An assignment involves the transferal of some or all of the contractual rights or benefits by one party (the assignor) to a third party (the assignee). For example, a contractor may assign its right to payment of a sum of money but not its obligation to perform specific tasks such as construction or accounting.
The obligations and liabilities flowing from the original agreement will not be transferred. Assignments are distinguished from novations, which are arrangements that replace an existing contract with an entirely new one. However, where the agreement allows, the assignor may delegate the performance of obligations under the contract to the assignee. For a deed of novation, see Deed of Novation.
The stamp duty implications of the assignment should be considered.
There are limitations on what can be assigned.
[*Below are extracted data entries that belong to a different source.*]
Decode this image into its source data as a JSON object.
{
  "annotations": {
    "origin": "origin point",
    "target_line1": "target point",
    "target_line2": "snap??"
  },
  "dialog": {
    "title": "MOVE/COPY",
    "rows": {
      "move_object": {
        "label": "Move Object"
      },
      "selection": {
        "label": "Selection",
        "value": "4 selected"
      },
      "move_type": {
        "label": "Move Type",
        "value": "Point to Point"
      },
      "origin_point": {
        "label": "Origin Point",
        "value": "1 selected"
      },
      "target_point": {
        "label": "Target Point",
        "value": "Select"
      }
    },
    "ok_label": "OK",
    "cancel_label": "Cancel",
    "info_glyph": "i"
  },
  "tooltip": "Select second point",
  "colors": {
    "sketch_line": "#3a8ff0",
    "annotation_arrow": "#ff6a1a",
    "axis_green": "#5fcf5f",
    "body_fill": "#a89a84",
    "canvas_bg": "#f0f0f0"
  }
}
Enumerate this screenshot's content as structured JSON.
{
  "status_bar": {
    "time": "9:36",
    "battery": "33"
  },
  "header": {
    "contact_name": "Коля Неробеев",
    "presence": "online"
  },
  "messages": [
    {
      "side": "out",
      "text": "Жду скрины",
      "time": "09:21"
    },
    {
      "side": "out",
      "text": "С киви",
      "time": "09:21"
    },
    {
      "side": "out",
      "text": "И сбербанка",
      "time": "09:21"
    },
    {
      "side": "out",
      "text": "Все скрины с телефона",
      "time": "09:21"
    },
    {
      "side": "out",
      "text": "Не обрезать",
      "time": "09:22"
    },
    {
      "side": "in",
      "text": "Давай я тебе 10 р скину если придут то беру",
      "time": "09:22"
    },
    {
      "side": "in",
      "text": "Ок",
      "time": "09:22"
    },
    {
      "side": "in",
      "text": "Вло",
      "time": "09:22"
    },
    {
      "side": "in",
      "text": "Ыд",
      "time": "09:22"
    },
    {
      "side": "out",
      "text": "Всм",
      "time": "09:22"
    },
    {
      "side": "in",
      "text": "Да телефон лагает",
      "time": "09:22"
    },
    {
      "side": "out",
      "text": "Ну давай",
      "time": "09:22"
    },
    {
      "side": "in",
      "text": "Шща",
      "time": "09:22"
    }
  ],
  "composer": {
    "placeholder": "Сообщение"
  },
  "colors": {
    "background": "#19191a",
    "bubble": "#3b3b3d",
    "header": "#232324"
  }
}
The benefit of a contract involving personal skill: if the identity of the person receiving the benefit matters to the person obliged to perform, the benefit cannot be transferred. This is determined at trial, although the parties can agree that this is the case at the drafting stage, and stipulate that the right is not transferable for this reason. This avoids litigation over the issue at a later stage.
The benefit of a contract to lend money: the benefit of a contract to lend money cannot be assigned, because a party cannot be ordered to make or take a loan of money.
Certain other benefits cannot be assigned where the assignment is prohibited by statute, for example social security benefits and the like.
What does the Deed of Assignment cover?
The use of consideration in exchange for the assignment;
The rights of the assignee; and
The option for the assignor to delegate the performance of obligations under the contract to the assignee.